Oportunidade de Restauração Ambiental
Como revitalizar uma floresta após um dos maiores desastres ambientais do Brasil? Essa questão foi o foco de uma pesquisa inovadora realizada ao longo de cinco anos por cientistas da Universidade Federal de Minas Gerais (UFMG). Durante essa expedição, eles coletaram espécies nativas da Mata Atlântica e amostras do solo em 30 locais de dez cidades mineiras, além de realizar coletas em duas cidades do Espírito Santo. O estudo abrangeu dois tipos de ambientes: aqueles que resistiram à devastação causada pela lama e os que foram severamente afetados pelos rejeitos de minério.

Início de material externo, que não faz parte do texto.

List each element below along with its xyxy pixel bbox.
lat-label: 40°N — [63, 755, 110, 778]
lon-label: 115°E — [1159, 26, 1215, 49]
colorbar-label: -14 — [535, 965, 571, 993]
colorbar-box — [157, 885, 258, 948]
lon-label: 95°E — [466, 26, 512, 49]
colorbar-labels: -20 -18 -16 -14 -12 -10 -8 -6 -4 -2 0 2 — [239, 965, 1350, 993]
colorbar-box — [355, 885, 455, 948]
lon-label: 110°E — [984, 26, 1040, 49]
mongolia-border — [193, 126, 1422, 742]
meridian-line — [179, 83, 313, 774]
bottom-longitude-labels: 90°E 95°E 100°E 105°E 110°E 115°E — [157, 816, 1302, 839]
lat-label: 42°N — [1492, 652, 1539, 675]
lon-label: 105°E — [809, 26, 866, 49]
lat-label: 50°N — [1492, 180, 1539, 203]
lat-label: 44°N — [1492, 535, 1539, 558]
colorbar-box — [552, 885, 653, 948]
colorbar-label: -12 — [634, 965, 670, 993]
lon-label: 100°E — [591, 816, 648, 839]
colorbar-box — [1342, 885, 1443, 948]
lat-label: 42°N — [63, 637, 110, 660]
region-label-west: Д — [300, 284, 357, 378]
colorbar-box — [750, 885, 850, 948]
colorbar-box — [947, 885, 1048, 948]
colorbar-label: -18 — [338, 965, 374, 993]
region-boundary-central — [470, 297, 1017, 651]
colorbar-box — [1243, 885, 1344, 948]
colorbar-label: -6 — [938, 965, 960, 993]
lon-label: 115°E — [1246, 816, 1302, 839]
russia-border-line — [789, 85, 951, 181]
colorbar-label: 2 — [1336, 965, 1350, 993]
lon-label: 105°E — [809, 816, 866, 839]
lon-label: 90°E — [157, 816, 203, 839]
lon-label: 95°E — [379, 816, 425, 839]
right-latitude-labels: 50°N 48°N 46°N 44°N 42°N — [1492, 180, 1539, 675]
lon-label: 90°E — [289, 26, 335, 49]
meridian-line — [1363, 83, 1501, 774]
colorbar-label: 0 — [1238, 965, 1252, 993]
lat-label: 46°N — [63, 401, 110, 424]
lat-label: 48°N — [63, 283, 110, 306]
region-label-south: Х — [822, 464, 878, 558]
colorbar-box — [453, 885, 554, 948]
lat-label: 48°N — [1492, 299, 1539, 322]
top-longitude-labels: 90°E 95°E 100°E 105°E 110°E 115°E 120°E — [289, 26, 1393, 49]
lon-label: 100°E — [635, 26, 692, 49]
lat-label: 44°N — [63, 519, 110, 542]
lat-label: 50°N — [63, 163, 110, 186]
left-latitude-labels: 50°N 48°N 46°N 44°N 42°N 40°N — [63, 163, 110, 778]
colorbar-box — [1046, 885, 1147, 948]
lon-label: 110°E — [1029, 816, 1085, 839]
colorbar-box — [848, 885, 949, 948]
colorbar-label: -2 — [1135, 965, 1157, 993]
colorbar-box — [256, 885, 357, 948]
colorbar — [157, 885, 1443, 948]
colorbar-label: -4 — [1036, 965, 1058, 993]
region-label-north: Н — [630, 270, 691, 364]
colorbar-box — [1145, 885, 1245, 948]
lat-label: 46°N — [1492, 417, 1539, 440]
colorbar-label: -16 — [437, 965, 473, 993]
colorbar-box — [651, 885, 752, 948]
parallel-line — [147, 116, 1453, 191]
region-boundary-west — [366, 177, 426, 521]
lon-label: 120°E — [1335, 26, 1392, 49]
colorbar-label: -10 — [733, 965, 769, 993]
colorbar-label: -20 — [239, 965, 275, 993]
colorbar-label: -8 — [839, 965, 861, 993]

“Ainda encontramos vestígios do rejeito nesse solo, com altos níveis de ferro e manganês. Além disso, a baixa quantidade de matéria orgânica dificulta o desenvolvimento saudável das plantas”, explica Yumi Oki, pesquisadora da UFMG.
Utilizando equipamentos de ponta, os cientistas analisaram o nível de estresse das plantas, sua capacidade de absorver nutrientes e como se adaptam a diferentes tipos de solo. As descobertas foram promissoras: 363 espécies demonstraram grande potencial para restaurar as matas ciliares da região.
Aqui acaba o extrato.